Decisive analysis (vLLM v0.23.0, torch 2.11+cu130, sm_121, model `RedHatAI/Qwen3-32B-NVFP4A16`, source at tag
`v0.23.0`). **Answer: it's the scheduler, not the kernel.** This closes the kernel track and opens the
scheduler track.

## The decomposition (measured on the DGX, prefix-cache OFF, unique prompts)

| | vLLM W4A16 Marlin | llama.cpp | verdict |
|---|---|---|---|
| **single-stream prefill** | ~800 t/s (~52 TFLOPS) | 718 MMQ / **1153 MXFP4** | **tied; llama.cpp MXFP4 wins** |
| decode batch-1 | 11.8 t/s | ~similar | bandwidth-bound (≈190/273 GB/s); no kernel helps |
| **aggregate decode** | 328 (N32) / 569 (N64) / **667 (N128)** | the gap | **~56× multiplier = scheduler** |

vLLM's single-stream Marlin is **not** at the roofline — it's in the same ~4×-under regime as MMQ. The 24k
headline is entirely the aggregate decode multiplier.

## The kernel vLLM actually runs on sm_121 (W4A16, forced)

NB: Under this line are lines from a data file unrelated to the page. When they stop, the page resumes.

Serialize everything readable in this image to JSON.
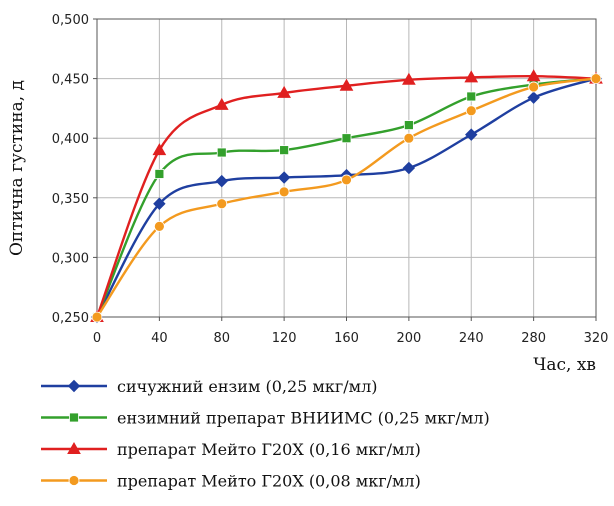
{
  "chart_data": {
    "type": "line",
    "xlabel": "Час, хв",
    "ylabel": "Оптична густина, д",
    "x": [
      0,
      40,
      80,
      120,
      160,
      200,
      240,
      280,
      320
    ],
    "x_ticks": [
      "0",
      "40",
      "80",
      "120",
      "160",
      "200",
      "240",
      "280",
      "320"
    ],
    "y_ticks": [
      "0,250",
      "0,300",
      "0,350",
      "0,400",
      "0,450",
      "0,500"
    ],
    "xlim": [
      0,
      320
    ],
    "ylim": [
      0.25,
      0.5
    ],
    "grid": true,
    "legend_position": "bottom",
    "series": [
      {
        "name": "сичужний ензим (0,25 мкг/мл)",
        "color": "#1f3fa0",
        "marker": "diamond",
        "values": [
          0.25,
          0.345,
          0.364,
          0.367,
          0.369,
          0.375,
          0.403,
          0.434,
          0.45
        ]
      },
      {
        "name": "ензимний препарат ВНИИМС (0,25 мкг/мл)",
        "color": "#33a02c",
        "marker": "square",
        "values": [
          0.25,
          0.37,
          0.388,
          0.39,
          0.4,
          0.411,
          0.435,
          0.445,
          0.45
        ]
      },
      {
        "name": "препарат Мейто Г20Х (0,16 мкг/мл)",
        "color": "#e02020",
        "marker": "triangle",
        "values": [
          0.25,
          0.39,
          0.428,
          0.438,
          0.444,
          0.449,
          0.451,
          0.452,
          0.45
        ]
      },
      {
        "name": "препарат Мейто Г20Х (0,08 мкг/мл)",
        "color": "#f39a1f",
        "marker": "circle",
        "values": [
          0.25,
          0.326,
          0.345,
          0.355,
          0.365,
          0.4,
          0.423,
          0.443,
          0.45
        ]
      }
    ]
  }
}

Dispatch (vLLM v0.23.0): `compressed_tensors.py:704` (NVFP4 + no input-quant → `W4A4Fp4(use_a16=True)`) →
`compressed_tensors_w4a4_nvfp4.py:28` → `kernels/linear/__init__.py:894` (`if use_a16: force_kernel =
MarlinNvFp4LinearKernel`, **unconditional, no cc gate**) → `nvfp4/marlin.py` → `marlin_utils_fp4.py:182`
`ops.marlin_gemm(b_q_type=float4_e2m1f)`, activations FP16/BF16. csrc: `csrc/quantization/marlin/marlin.cu`
+ `marlin_template.h` + `marlin.cuh`.

Techniques = **exactly the playbook we proved loses on GB10**: XOR shared swizzle (`marlin_template.h:722
^ (row%8)`), 4-stage cp.async pipeline (`marlin.cu:396 stages=4`, `cp_async_wait<stages-2>`), ldmatrix+mma,
FP16/BF16 acts. Native FP4 (`FlashInferB12xNvFp4LinearKernel`) needs `Sm120BlockScaledDenseGemm` cubins absent
on GB10 → W4A4 hangs → forced W4A16 Marlin fallback. **Nothing to port; vLLM's kernel is occupancy-blocked too.**

## The scheduler (the real multiplier) — what llama.cpp lacks

- **Paged KV cache** (`vllm/v1/core/kv_cache_manager.py`, `block_pool.py`): block KV, no fragmentation → very
  high concurrent batch. **llama.cpp: NO** (contiguous per-slot KV → fragmentation caps real concurrency).
- **Chunked prefill** (`config/scheduler.py:84 enable_chunked_prefill=True`, default ON): interleaves prefill
  chunks with decode so decode batches stay full. **llama.cpp: NO** (a long prefill stalls the decode batch).
- **Continuous batching** (`v1/core/sched/scheduler.py`): per-step admit/evict. **llama.cpp: YES** (`n_parallel`,
  rudimentary — we enabled VRAM-scaled slots in #10411).

## Recommendation

**Pivot to the scheduler; treat the GEMM kernel as good-enough / roofline-blocked on GB10.**
1. **Ship the MXFP4-dense win now** — 1153 t/s single-stream beats vLLM's 800; a Blackwell dense-quant
   recommendation (requantize, no kernel work). Already documented in `BLACKWELL_KERNEL_GAPS.md` §6.
2. **Size the gap first:** measure llama.cpp aggregate decode at `n_parallel` = 32/64/128 vs vLLM's 328/569/667.
   This tells us how much of the 56× the existing continuous batching already captures, and how much paged KV +
   chunked prefill would add.
3. **Then the two missing scheduler features**, in ROI order from the measurement: **chunked prefill** (keep
   decode batches saturated, avoid prefill stalls) and **paged KV** (sustain large concurrent batches without
   fragmentation — the contested upstream PR #22569 / the vendored patches in `patches/`).

Kernel tracks (W4A16 P3b at 178 t/s; FP4-MMA tuning) are **banked, not resumed** — they cannot move the
throughput needle on GB10 because the bottleneck is not the GEMM.